Information Security Analyst

Position Overview

Information Security Analyst – The Information Security (IS) Analyst is responsible for protecting the bank's digital assets and infrastructure (including cloud infrastructure) from cyber threats and managing information security risks in alignment with industry standards and regulatory expectations. This role involves monitoring systems, analyzing security incidents, conducting risk assessments, assisting with executing Identity & Access Management (IAM) processes, and ensuring compliance with regulatory requirements. The IS Analyst also assists with establishing sound governance functions and ensuring internal controls are operating effectively.

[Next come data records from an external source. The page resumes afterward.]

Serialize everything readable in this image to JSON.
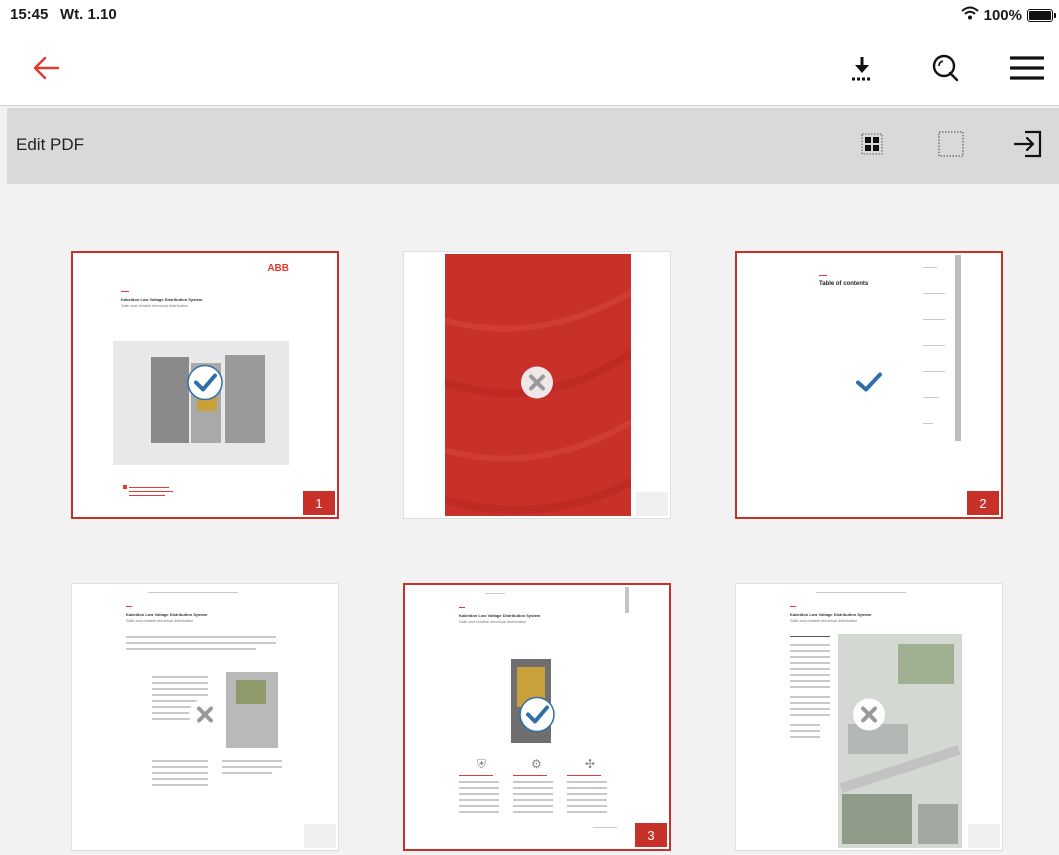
{
  "status": {
    "time": "15:45",
    "date": "Wt. 1.10",
    "battery": "100%",
    "battery_level": 1.0
  },
  "navbar": {
    "back_icon": "arrow-left-icon",
    "download_icon": "download-icon",
    "search_icon": "search-icon",
    "menu_icon": "hamburger-menu-icon"
  },
  "editbar": {
    "title": "Edit PDF",
    "select_all_icon": "grid-select-all-icon",
    "deselect_icon": "dotted-square-icon",
    "export_icon": "export-icon"
  },
  "pages": [
    {
      "state": "selected",
      "number": "1",
      "brand": "ABB",
      "title": "Kabeldon Low Voltage Distribution System",
      "subtitle": "Safe and reliable electrical distribution"
    },
    {
      "state": "excluded",
      "number": ""
    },
    {
      "state": "selected",
      "number": "2",
      "title": "Table of contents"
    },
    {
      "state": "excluded",
      "number": "",
      "title": "Kabeldon Low Voltage Distribution System",
      "subtitle": "Safe and reliable electrical distribution"
    },
    {
      "state": "selected",
      "number": "3",
      "title": "Kabeldon Low Voltage Distribution System",
      "subtitle": "Safe and reliable electrical distribution"
    },
    {
      "state": "excluded",
      "number": "",
      "title": "Kabeldon Low Voltage Distribution System",
      "subtitle": "Safe and reliable electrical distribution"
    }
  ],
  "colors": {
    "accent": "#c8302a",
    "check": "#2f6ea8"
  }
}
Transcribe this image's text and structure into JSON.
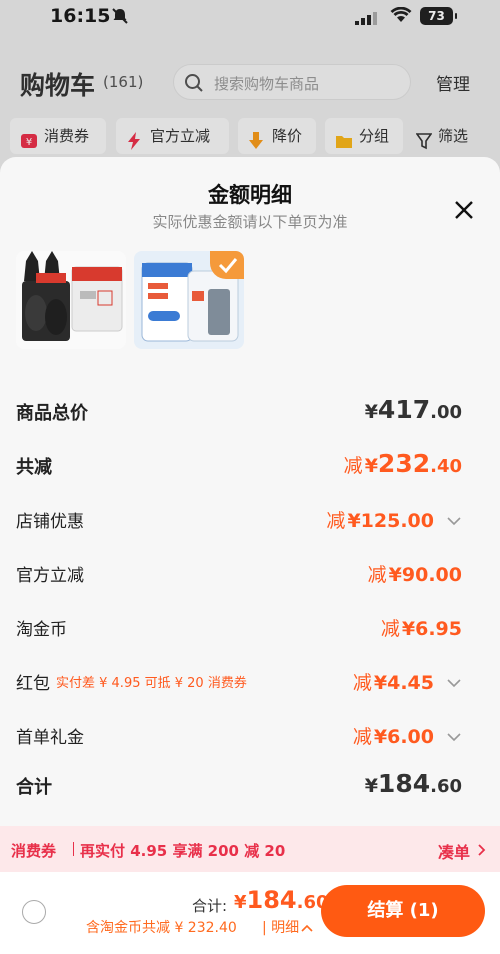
{
  "status_bar": {
    "time": "16:15",
    "battery": "73"
  },
  "header": {
    "title": "购物车",
    "count": "(161)",
    "search_placeholder": "搜索购物车商品",
    "manage": "管理"
  },
  "filters": [
    {
      "label": "消费券",
      "icon": "coupon-icon"
    },
    {
      "label": "官方立减",
      "icon": "lightning-icon"
    },
    {
      "label": "降价",
      "icon": "price-drop-icon"
    },
    {
      "label": "分组",
      "icon": "folder-icon"
    },
    {
      "label": "筛选",
      "icon": "filter-icon"
    }
  ],
  "sheet": {
    "title": "金额明细",
    "subtitle": "实际优惠金额请以下单页为准",
    "rows": [
      {
        "label": "商品总价",
        "prefix": "",
        "currency": "¥",
        "int": "417",
        "dec": ".00"
      },
      {
        "label": "共减",
        "prefix": "减",
        "currency": "¥",
        "int": "232",
        "dec": ".40"
      },
      {
        "label": "店铺优惠",
        "prefix": "减",
        "currency": "¥",
        "amount": "125.00"
      },
      {
        "label": "官方立减",
        "prefix": "减",
        "currency": "¥",
        "amount": "90.00"
      },
      {
        "label": "淘金币",
        "prefix": "减",
        "currency": "¥",
        "amount": "6.95"
      },
      {
        "label": "红包",
        "note": "实付差 ¥ 4.95 可抵 ¥ 20 消费券",
        "prefix": "减",
        "currency": "¥",
        "amount": "4.45"
      },
      {
        "label": "首单礼金",
        "prefix": "减",
        "currency": "¥",
        "amount": "6.00"
      },
      {
        "label": "合计",
        "prefix": "",
        "currency": "¥",
        "int": "184",
        "dec": ".60"
      }
    ]
  },
  "banner": {
    "tag": "消费券",
    "text": "再实付 4.95 享满 200 减 20",
    "action": "凑单"
  },
  "bottom": {
    "total_label": "合计:",
    "total_currency": "¥",
    "total_int": "184",
    "total_dec": ".60",
    "sub_note": "含淘金币共减 ¥ 232.40",
    "detail_toggle": "明细",
    "checkout": "结算 (1)"
  },
  "colors": {
    "accent": "#ff5a12",
    "discount": "#ff5a1f",
    "coupon": "#e8304a"
  }
}
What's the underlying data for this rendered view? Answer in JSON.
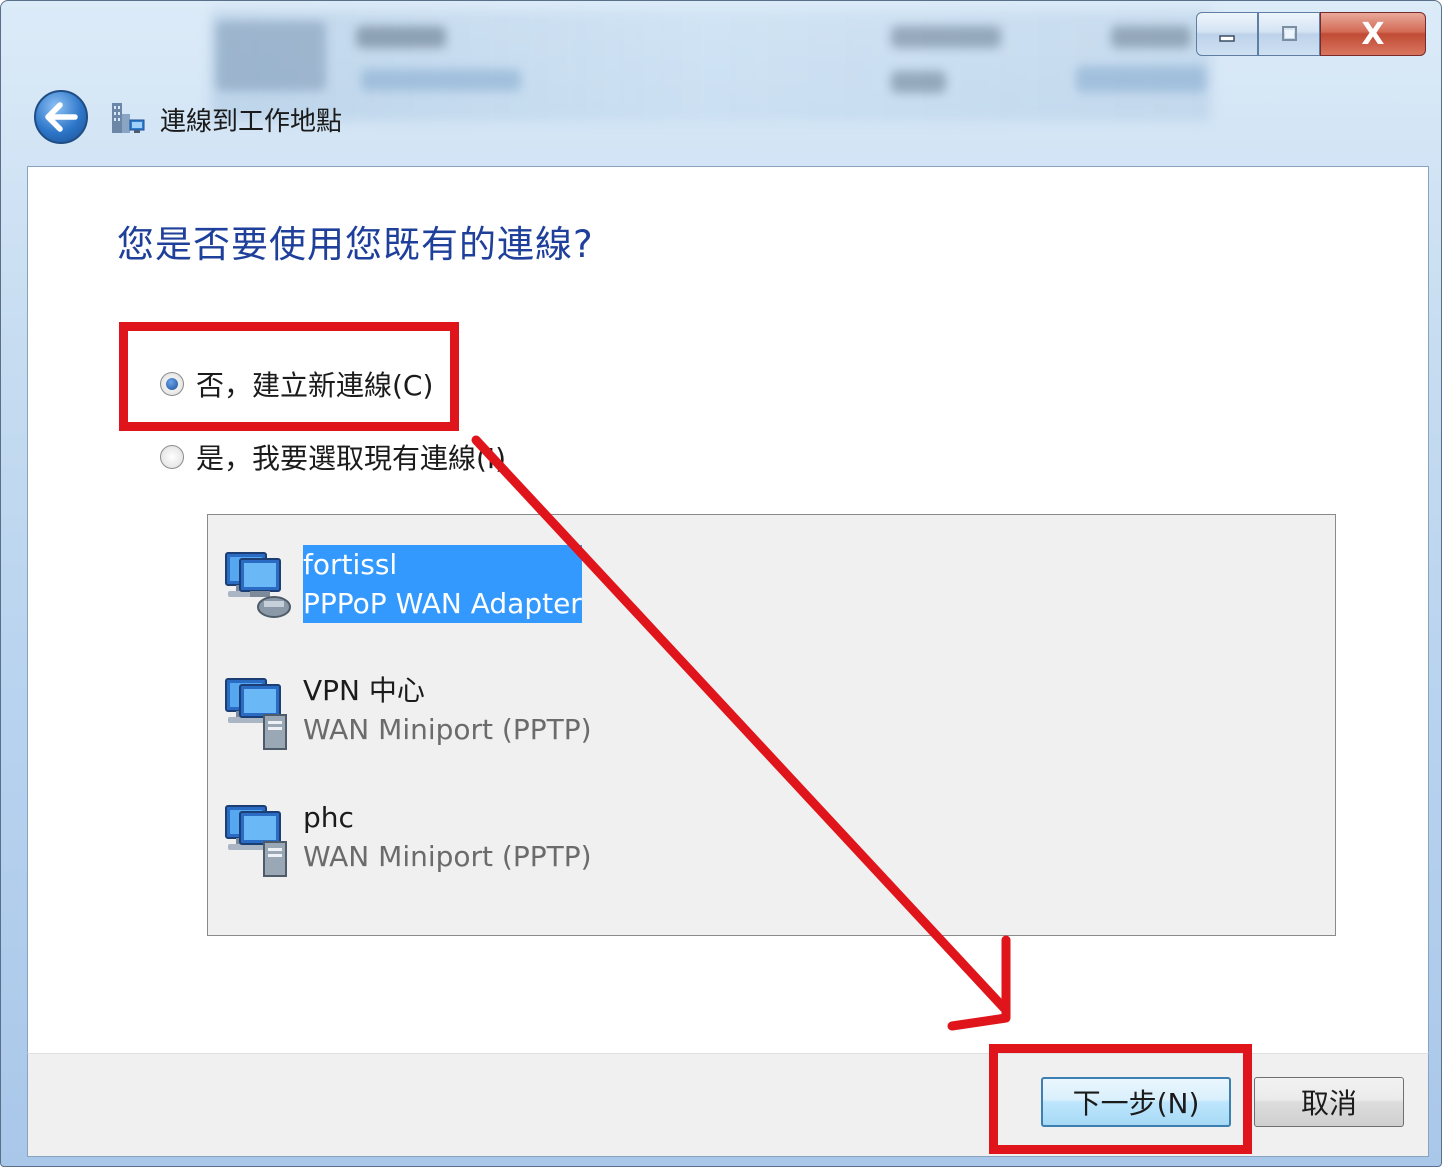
{
  "window": {
    "title": "連線到工作地點",
    "caption_buttons": {
      "minimize": "minimize",
      "maximize": "maximize",
      "close": "X"
    }
  },
  "wizard": {
    "heading": "您是否要使用您既有的連線?",
    "options": [
      {
        "label": "否，建立新連線(C)",
        "selected": true
      },
      {
        "label": "是，我要選取現有連線(I)",
        "selected": false
      }
    ],
    "connections": [
      {
        "name": "fortissl",
        "device": "PPPoP WAN Adapter",
        "selected": true,
        "icon": "network-dialup-icon"
      },
      {
        "name": "VPN 中心",
        "device": "WAN Miniport (PPTP)",
        "selected": false,
        "icon": "network-vpn-icon"
      },
      {
        "name": "phc",
        "device": "WAN Miniport (PPTP)",
        "selected": false,
        "icon": "network-vpn-icon"
      }
    ]
  },
  "footer": {
    "next_label": "下一步(N)",
    "cancel_label": "取消"
  },
  "annotation": {
    "color": "#e0141b"
  }
}
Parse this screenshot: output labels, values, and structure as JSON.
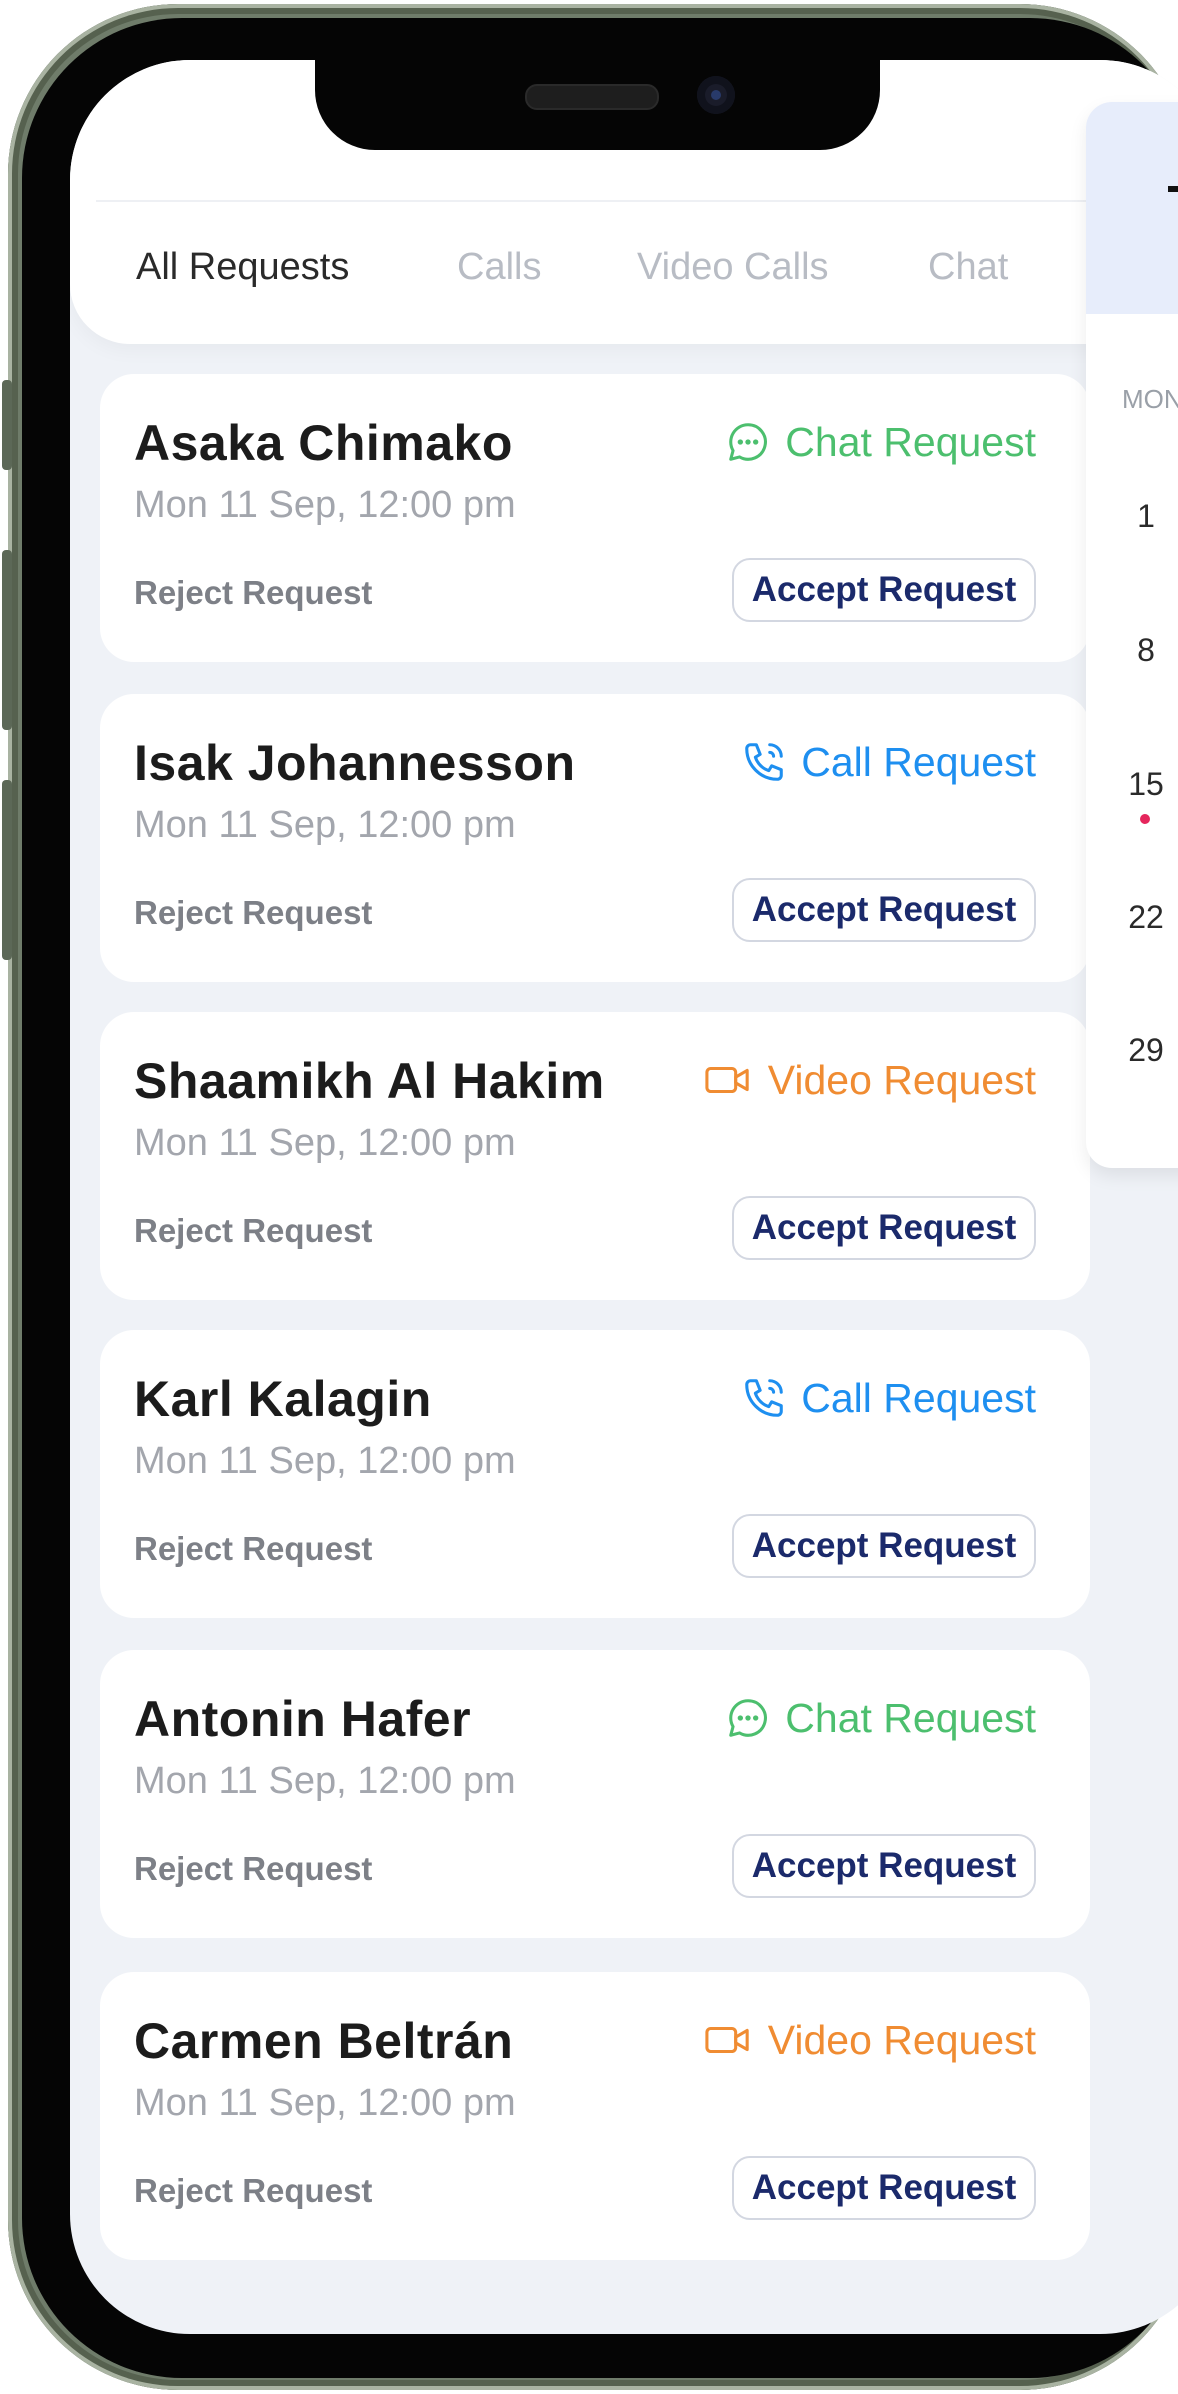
{
  "tabs": [
    {
      "label": "All Requests",
      "active": true
    },
    {
      "label": "Calls",
      "active": false
    },
    {
      "label": "Video Calls",
      "active": false
    },
    {
      "label": "Chat",
      "active": false
    }
  ],
  "requests": [
    {
      "name": "Asaka Chimako",
      "time": "Mon 11 Sep, 12:00 pm",
      "type_label": "Chat Request",
      "type_icon": "chat-icon",
      "reject": "Reject Request",
      "accept": "Accept Request"
    },
    {
      "name": "Isak Johannesson",
      "time": "Mon 11 Sep, 12:00 pm",
      "type_label": "Call Request",
      "type_icon": "phone-icon",
      "reject": "Reject Request",
      "accept": "Accept Request"
    },
    {
      "name": "Shaamikh Al Hakim",
      "time": "Mon 11 Sep, 12:00 pm",
      "type_label": "Video Request",
      "type_icon": "video-icon",
      "reject": "Reject Request",
      "accept": "Accept Request"
    },
    {
      "name": "Karl Kalagin",
      "time": "Mon 11 Sep, 12:00 pm",
      "type_label": "Call Request",
      "type_icon": "phone-icon",
      "reject": "Reject Request",
      "accept": "Accept Request"
    },
    {
      "name": "Antonin Hafer",
      "time": "Mon 11 Sep, 12:00 pm",
      "type_label": "Chat Request",
      "type_icon": "chat-icon",
      "reject": "Reject Request",
      "accept": "Accept Request"
    },
    {
      "name": "Carmen Beltrán",
      "time": "Mon 11 Sep, 12:00 pm",
      "type_label": "Video Request",
      "type_icon": "video-icon",
      "reject": "Reject Request",
      "accept": "Accept Request"
    }
  ],
  "colors": {
    "chat": "#4cbf6e",
    "call": "#1e8ff0",
    "video": "#f08c32",
    "accept_text": "#1b2a6b",
    "event_dot": "#e5265c"
  },
  "calendar": {
    "weekday": "MON",
    "days": [
      "1",
      "8",
      "15",
      "22",
      "29"
    ]
  }
}
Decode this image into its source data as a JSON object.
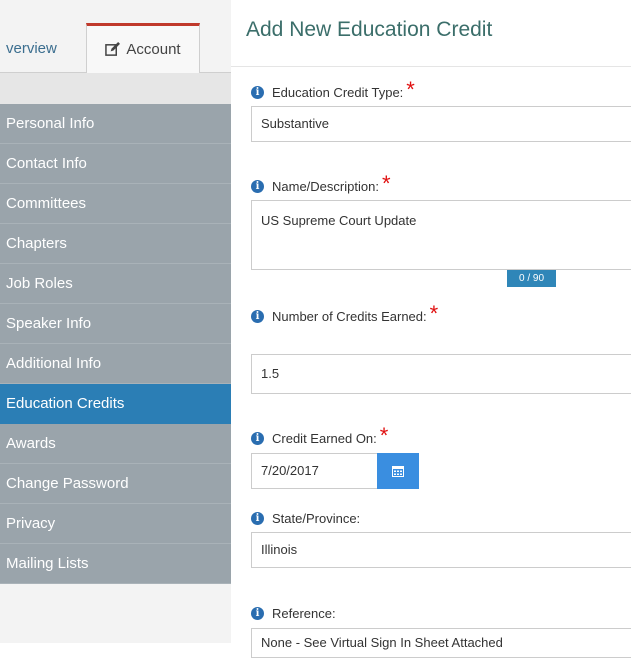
{
  "tabs": {
    "overview_label": "verview",
    "account_label": "Account"
  },
  "menu": {
    "items": [
      {
        "label": "Personal Info"
      },
      {
        "label": "Contact Info"
      },
      {
        "label": "Committees"
      },
      {
        "label": "Chapters"
      },
      {
        "label": "Job Roles"
      },
      {
        "label": "Speaker Info"
      },
      {
        "label": "Additional Info"
      },
      {
        "label": "Education Credits",
        "active": true
      },
      {
        "label": "Awards"
      },
      {
        "label": "Change Password"
      },
      {
        "label": "Privacy"
      },
      {
        "label": "Mailing Lists"
      }
    ]
  },
  "form": {
    "title": "Add New Education Credit",
    "credit_type_label": "Education Credit Type:",
    "credit_type_value": "Substantive",
    "name_label": "Name/Description:",
    "name_value": "US Supreme Court Update",
    "name_counter": "0 / 90",
    "credits_label": "Number of Credits Earned:",
    "credits_value": "1.5",
    "earned_on_label": "Credit Earned On:",
    "earned_on_value": "7/20/2017",
    "state_label": "State/Province:",
    "state_value": "Illinois",
    "reference_label": "Reference:",
    "reference_value": "None - See Virtual Sign In Sheet Attached"
  },
  "colors": {
    "accent_tab": "#c0392b",
    "menu_active": "#2b7eb5",
    "required": "#e01010",
    "calendar_button": "#3a8ee0"
  }
}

Location: On-site (preferred)
Salary: Salaried

Reports to:

Key Responsibilities

• Monitor and analyze security alerts from tools such as SIEM, IDS/IPS, DLP, and endpoint protection systems.
• Investigate and respond to cybersecurity incidents, including root cause analysis and remediation.
• Conduct vulnerability assessments and penetration testing; lead efforts to recommend mitigation strategies and ensure remediation plans are executed timely.
• Support Secure Development Lifecycle (SDLC) processes and ensure secure development processes are embedded and enforced throughout the SDLC.
• Manage processes for securing the bank's cloud infrastructure, with a focus on Microsoft Azure and AWS.
• Monitor emerging regulatory requirements, threats, and industry trends, advising leadership on necessary changes and improvements.
• Generate reports and metrics for management and regulatory bodies.
• Maintain and update IS policies, procedures, and standards in alignment with industry frameworks (i.e., NIST CSF 2.0) and regulatory requirements (FFIEC, GLBA, etc.).
• Develop and maintain security documentation, playbooks, and training materials.
• Manage and monitor security awareness, education, and training for employees.
• Perform internal and vendor IS risk assessments (including data privacy and other regulatory risk assessments) and lead remediation efforts of identified control gaps.
• Assist in managing and testing the bank's Business Continuity Plan (BCP) and Disaster Recovery Plan (DRP) to ensure operational resiliency and rapid recovery.
• Support centralized IAM governance and the daily processing of access requests and provisioning.
• Manage IS metrics monitoring and reporting; prepare reports and dashboards to communicate compliance performance to senior management and stakeholders; monitor and report on the status of risk remediation activities.
• Support audits, inspections, and reviews conducted by regulators and external parties.
• Carry out responsibilities in a manner consistent with the bank's values, operating principles, policies, and applicable laws, with a commitment to continuous improvement and process excellence.
• Perform any other duties as assigned.

Required Qualifications

• Education: Bachelor's degree in Business Administration, Finance, Risk Management, Law, or a related field.
• Experience Required: 2-4 years of experience in an IS or cybersecurity role, preferably in the banking or financial services sector.
• Familiarity with banking regulations and cybersecurity frameworks (e.g., NIST 2.0 CSF/RMF, PCI DSS, FFIEC, FDIC part 364 Appendix B, GDPR, etc.).
• Strong technical aptitude with Microsoft Azure and AWS Cloud Infrastructure, including experience with cloud security tools (e.g., Sentinel, Defender, Purview, AWS Security Hub, etc.).
• Strong analytical and problem-solving skills.
• Ability to manage multiple priorities and work collaboratively in a team environment.
• Proactive and analytical with a strong understanding of regulatory compliance in the banking sector.
• Possess strong positivity, be mission driven, competitive, goal oriented, and motivated to develop themselves and others.
• Energetic, resourceful, and exhibits an appropriate work intensity to get the work done.
• Strong people acumen and relationship skills, with the ability to quickly establish positive personal and professional relationships.
• Ability to interpret instructions furnished in written, oral, diagram, or schedule form.
• Must be able to lift up to 20 pounds.

Preferred Qualifications

• Certifications such as CRISC, CISA, CISM, CISSP, or equivalent are preferred.